她走到窗前看了一眼天色。
午后还有一件事要办。
午时刚过,坤宁宫来了一位不请自来的客人。
淑妃李氏。
李淑妃是被人搀着进来的,脸色蜡黄,眼圈发红,进殿就跪了下去。
“娘娘,臣妾有罪。”
顾夕瑶坐在上首,茶盏端在手里,没放下。
“什么罪?”
“太子生辰宴的膳食是臣妾操办的,玉桂下毒的时候就在臣妾眼皮子底下,臣妾失察……”
“起来。”顾夕瑶打断她,“这件事不怪你,玉桂是林旭的人,你拦不住。”
李淑妃跪着没起来。
“臣妾不敢起。”她磕了一个头,“臣妾听说崔夫人的事,吓得三天没睡着,臣妾的娘家绝对没有……”

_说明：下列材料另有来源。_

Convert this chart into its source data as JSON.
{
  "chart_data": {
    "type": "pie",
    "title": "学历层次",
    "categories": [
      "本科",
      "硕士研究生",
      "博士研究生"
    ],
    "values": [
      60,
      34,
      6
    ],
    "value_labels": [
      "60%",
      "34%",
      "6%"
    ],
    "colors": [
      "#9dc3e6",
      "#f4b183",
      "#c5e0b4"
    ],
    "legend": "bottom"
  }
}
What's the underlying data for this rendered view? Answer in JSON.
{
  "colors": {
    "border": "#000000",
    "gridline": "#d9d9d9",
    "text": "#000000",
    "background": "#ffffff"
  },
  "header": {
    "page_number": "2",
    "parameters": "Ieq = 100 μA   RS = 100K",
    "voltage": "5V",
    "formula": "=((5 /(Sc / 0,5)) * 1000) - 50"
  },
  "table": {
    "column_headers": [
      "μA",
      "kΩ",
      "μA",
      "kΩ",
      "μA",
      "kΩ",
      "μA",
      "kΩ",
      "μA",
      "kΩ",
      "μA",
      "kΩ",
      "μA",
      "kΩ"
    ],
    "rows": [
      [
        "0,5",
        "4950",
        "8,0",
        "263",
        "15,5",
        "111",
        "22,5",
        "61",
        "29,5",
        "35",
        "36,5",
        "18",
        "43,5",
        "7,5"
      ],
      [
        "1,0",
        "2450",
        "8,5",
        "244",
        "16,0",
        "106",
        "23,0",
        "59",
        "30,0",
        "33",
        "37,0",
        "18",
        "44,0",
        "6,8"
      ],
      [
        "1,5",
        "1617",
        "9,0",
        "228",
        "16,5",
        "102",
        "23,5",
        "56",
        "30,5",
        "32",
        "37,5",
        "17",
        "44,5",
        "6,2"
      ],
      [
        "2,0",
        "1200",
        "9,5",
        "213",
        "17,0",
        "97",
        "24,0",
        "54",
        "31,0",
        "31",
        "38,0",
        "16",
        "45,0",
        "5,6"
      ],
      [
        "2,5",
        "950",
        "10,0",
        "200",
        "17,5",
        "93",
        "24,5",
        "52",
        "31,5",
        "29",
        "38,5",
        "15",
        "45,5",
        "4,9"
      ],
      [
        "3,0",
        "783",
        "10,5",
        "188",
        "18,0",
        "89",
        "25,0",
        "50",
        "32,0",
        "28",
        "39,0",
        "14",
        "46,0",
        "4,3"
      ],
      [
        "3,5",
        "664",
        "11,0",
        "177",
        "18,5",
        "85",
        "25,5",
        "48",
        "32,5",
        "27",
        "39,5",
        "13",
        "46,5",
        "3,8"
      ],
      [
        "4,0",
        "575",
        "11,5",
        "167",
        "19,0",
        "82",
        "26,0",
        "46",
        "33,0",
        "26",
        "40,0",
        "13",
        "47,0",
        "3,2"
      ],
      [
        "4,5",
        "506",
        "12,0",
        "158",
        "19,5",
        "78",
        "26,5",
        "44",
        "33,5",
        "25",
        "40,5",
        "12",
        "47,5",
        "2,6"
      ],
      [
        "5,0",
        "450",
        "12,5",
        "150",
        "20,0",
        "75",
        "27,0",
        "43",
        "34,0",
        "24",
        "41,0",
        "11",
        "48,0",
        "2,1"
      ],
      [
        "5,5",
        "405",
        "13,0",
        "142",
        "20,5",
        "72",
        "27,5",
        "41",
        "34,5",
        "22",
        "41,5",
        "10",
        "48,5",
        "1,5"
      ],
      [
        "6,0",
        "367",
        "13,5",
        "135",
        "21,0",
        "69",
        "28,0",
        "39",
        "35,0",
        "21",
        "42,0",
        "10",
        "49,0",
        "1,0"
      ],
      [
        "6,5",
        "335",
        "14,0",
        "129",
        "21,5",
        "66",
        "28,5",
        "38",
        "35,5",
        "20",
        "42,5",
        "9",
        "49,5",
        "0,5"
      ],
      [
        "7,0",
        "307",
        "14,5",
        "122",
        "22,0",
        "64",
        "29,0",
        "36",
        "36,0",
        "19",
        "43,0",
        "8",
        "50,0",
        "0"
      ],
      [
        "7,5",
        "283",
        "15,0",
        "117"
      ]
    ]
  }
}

“我知道你娘家没有。”顾夕瑶语气平淡,“李家的底子干净,我查过了。”
李淑妃这才抬起头,眼里有一闪而过的庆幸。
顾夕瑶把这个表情收进眼底。
“淑妃。”她放下茶盏,“你来,不只是为了请罪吧?”
李淑妃的嘴唇动了动。
“臣妾……想问娘娘,昭妃她……”
“昭妃的事我自有安排,你不需要操心。”顾夕瑶的声音不重,但堵得李淑妃一个字都接不上来。
李淑妃又磕了个头,退出去了。
春桃关上殿门,低声道:“淑妃这是来探口风的。”
“崔夫人一倒,昭妃的位子就悬了。”顾夕瑶靠回椅背,“淑妃来问昭妃的事,不是关心昭妃,是想知道那个坑位空不空。”
春桃不敢接话。
“让她想去吧。”顾夕瑶闭上眼,“今晚把何卿名单里内务府的两个管事也换掉。”
入夜,坤宁宫灯火通明。
宋时瑶送来了打铁巷的最新消息:孙七黄昏时出了一趟门,去了城南的一间茶馆,见了一个人。
那个人穿着太常寺书吏的官服。
太常寺。
何卿名单上的第八个名字。
顾夕瑶把纸条凑近灯焰,火舌舔上纸面,卷曲,化灰。
“他们在串联。”她的声音很轻,“何卿被抓的消息传开了,这些人开始互相联络。”
“要不要一网打尽?”
“再等一天。”顾夕瑶的手指在膝盖上轻叩了两下,“让他们多见几个人——见得越多,暴露得越多。”
她说完这句话,忽然偏头看向窗外。
夜色沉沉,一只飞鸽掠过坤宁宫的屋脊,往南飞去。
南边。
金陵。
那只鸽子不是坤宁宫放的。
宋时瑶也看到了。
“宫里有人在放信鸽。”她脸色一沉。
顾夕瑶站起身走到窗前,夜空中已经看不到鸽子的影子。
“方向?”
“往南偏西。”
顾夕瑶的手搭在窗框上,指节收紧。
宫禁之中放飞信鸽,不是小事,禁城四面有巡防营、有护城弓手,一只鸽子要飞出去,放鸽的人必须知道巡防的换哨时间和弓手的射界盲区。